Bears flee China stock markets as regulatory curbs squash short positions to a 4-year low
- The value of stocks shorted on the mainland’s exchanges has slid to US$3.2 billion, a level not seen since May 7, 2020
A slew of regulatory constraints has forced the unwinding of bearish bets on Chinese stocks providing tonic to investors which some analysts say could lift sentiment and drive markets higher.
The outstanding value of shorted stocks on the mainland’s exchange slid to 23.2 billion yuan (US$3.2 billion) at the end of July, a level not seen since May 7, 2020, according to data from China Securities Finance and Bloomberg. The value dropped 0.6 per cent on July 31, marking the 15th straight day of declines for the longest such streak on record, the data showed.
In short-selling, investors sell stocks borrowed from brokerages or other investment institutions and seek to profit from buying back the shares at lower prices to return the securities to lenders.
The newly introduced restrictions are “aimed at protecting the interest of small investors that are very concerned about short selling and programme trading,” said Liu Jiawei, an analyst at Dongxing Securities. “That will help ease sell-offs, crack down on wrongdoings and build up positive sentiment that will drive the market higher.”
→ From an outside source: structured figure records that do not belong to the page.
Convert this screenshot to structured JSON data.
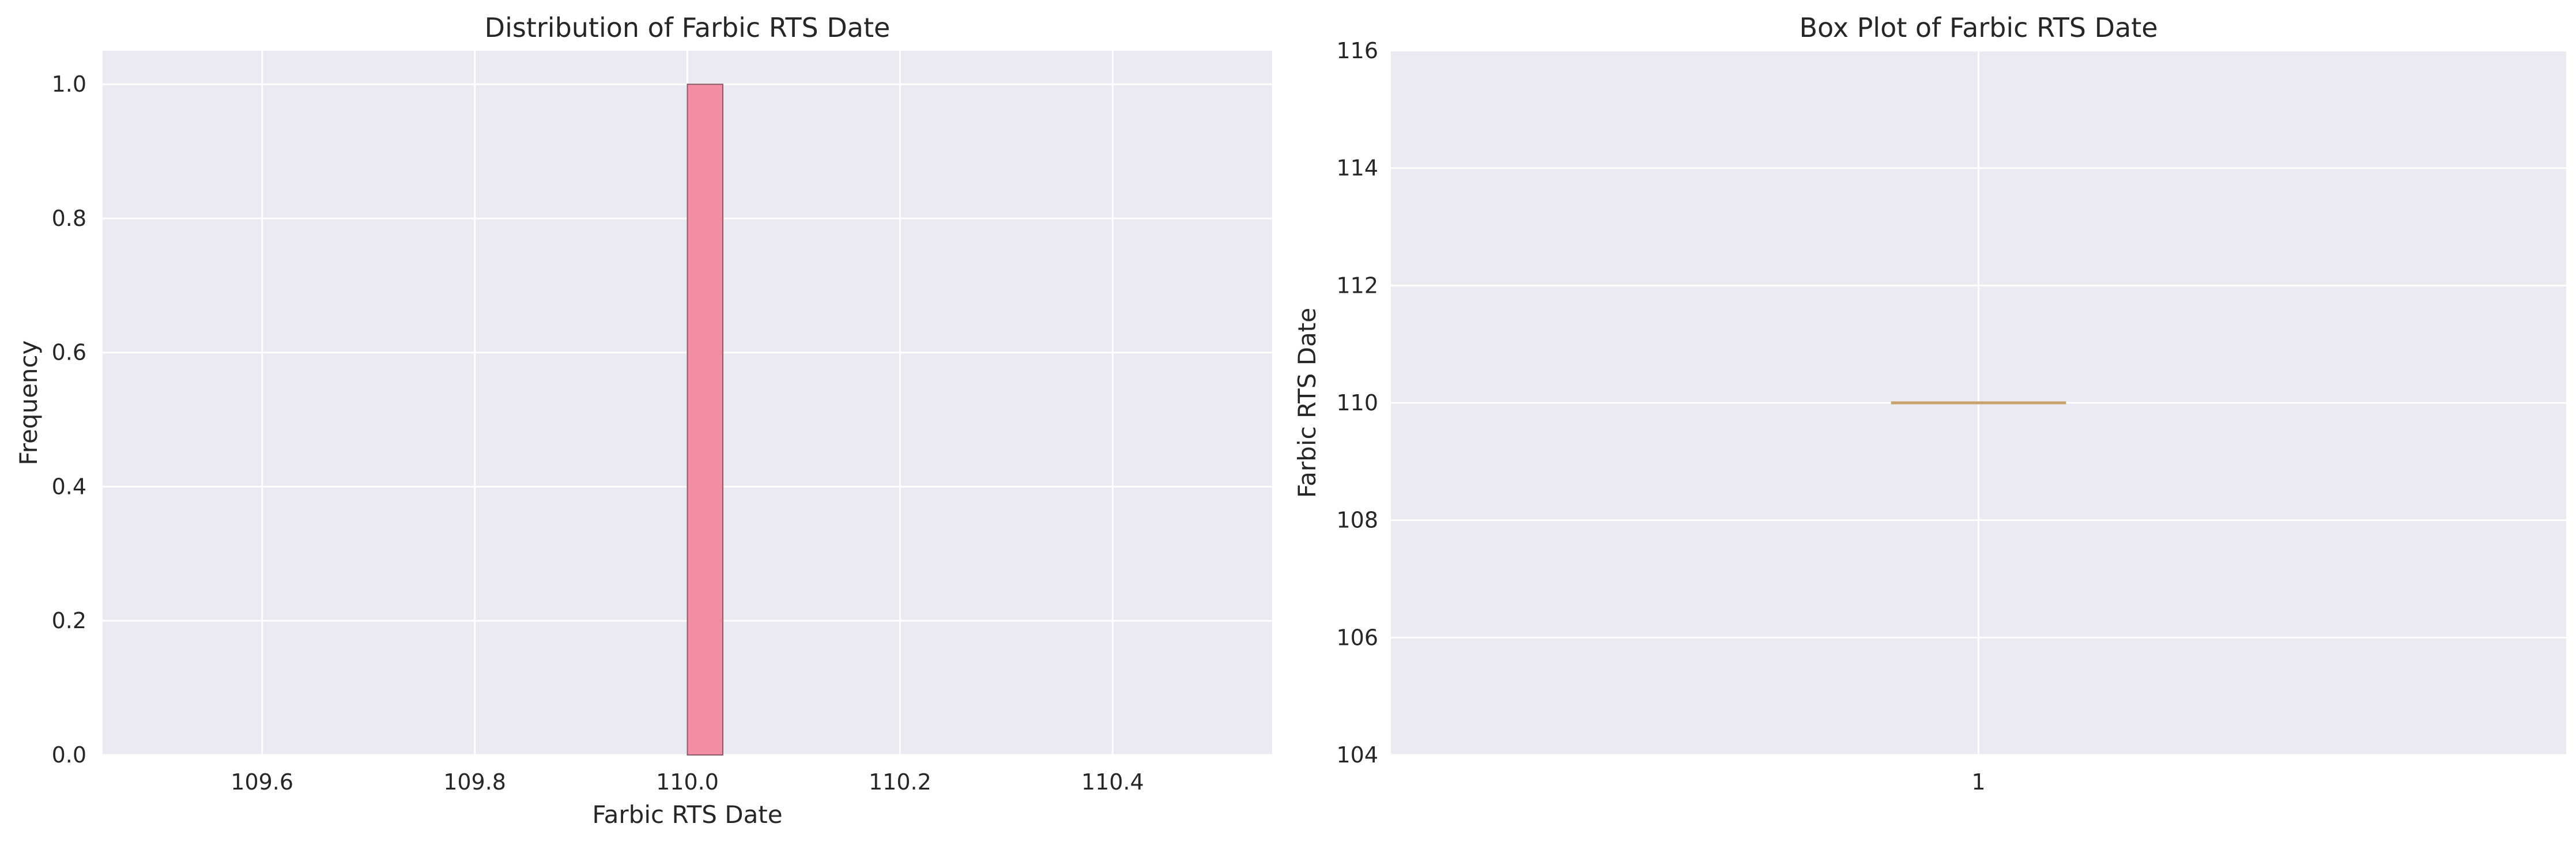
{
  "chart_data": [
    {
      "type": "bar",
      "title": "Distribution of Farbic RTS Date",
      "xlabel": "Farbic RTS Date",
      "ylabel": "Frequency",
      "xlim": [
        109.45,
        110.55
      ],
      "ylim": [
        0.0,
        1.05
      ],
      "xticks": [
        "109.6",
        "109.8",
        "110.0",
        "110.2",
        "110.4"
      ],
      "xtick_values": [
        109.6,
        109.8,
        110.0,
        110.2,
        110.4
      ],
      "yticks": [
        "0.0",
        "0.2",
        "0.4",
        "0.6",
        "0.8",
        "1.0"
      ],
      "ytick_values": [
        0.0,
        0.2,
        0.4,
        0.6,
        0.8,
        1.0
      ],
      "bins": [
        {
          "x0": 110.0,
          "x1": 110.0333,
          "value": 1
        }
      ],
      "grid": true,
      "colors": {
        "background": "#eaeaf2",
        "bar": "#f28ea4",
        "bar_edge": "#8c5a66",
        "grid": "#ffffff"
      }
    },
    {
      "type": "box",
      "title": "Box Plot of Farbic RTS Date",
      "xlabel": "",
      "ylabel": "Farbic RTS Date",
      "categories": [
        "1"
      ],
      "ylim": [
        104,
        116
      ],
      "yticks": [
        "104",
        "106",
        "108",
        "110",
        "112",
        "114",
        "116"
      ],
      "ytick_values": [
        104,
        106,
        108,
        110,
        112,
        114,
        116
      ],
      "boxes": [
        {
          "category": "1",
          "min": 110,
          "q1": 110,
          "median": 110,
          "q3": 110,
          "max": 110
        }
      ],
      "grid": true,
      "colors": {
        "background": "#eaeaf2",
        "median": "#c9a36b",
        "box": "#8c8c8c",
        "grid": "#ffffff"
      }
    }
  ]
}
Investors who borrow stocks from China Securities Finance, a key source of stocks loaned to short sellers, will need to cover their positions by the end of September, the CSRC said last month. Earlier, the securities watchdog also prohibited major shareholders of listed companies from lending their locked-up shares, and required brokerages to strengthen oversight of clients’ trading accounts.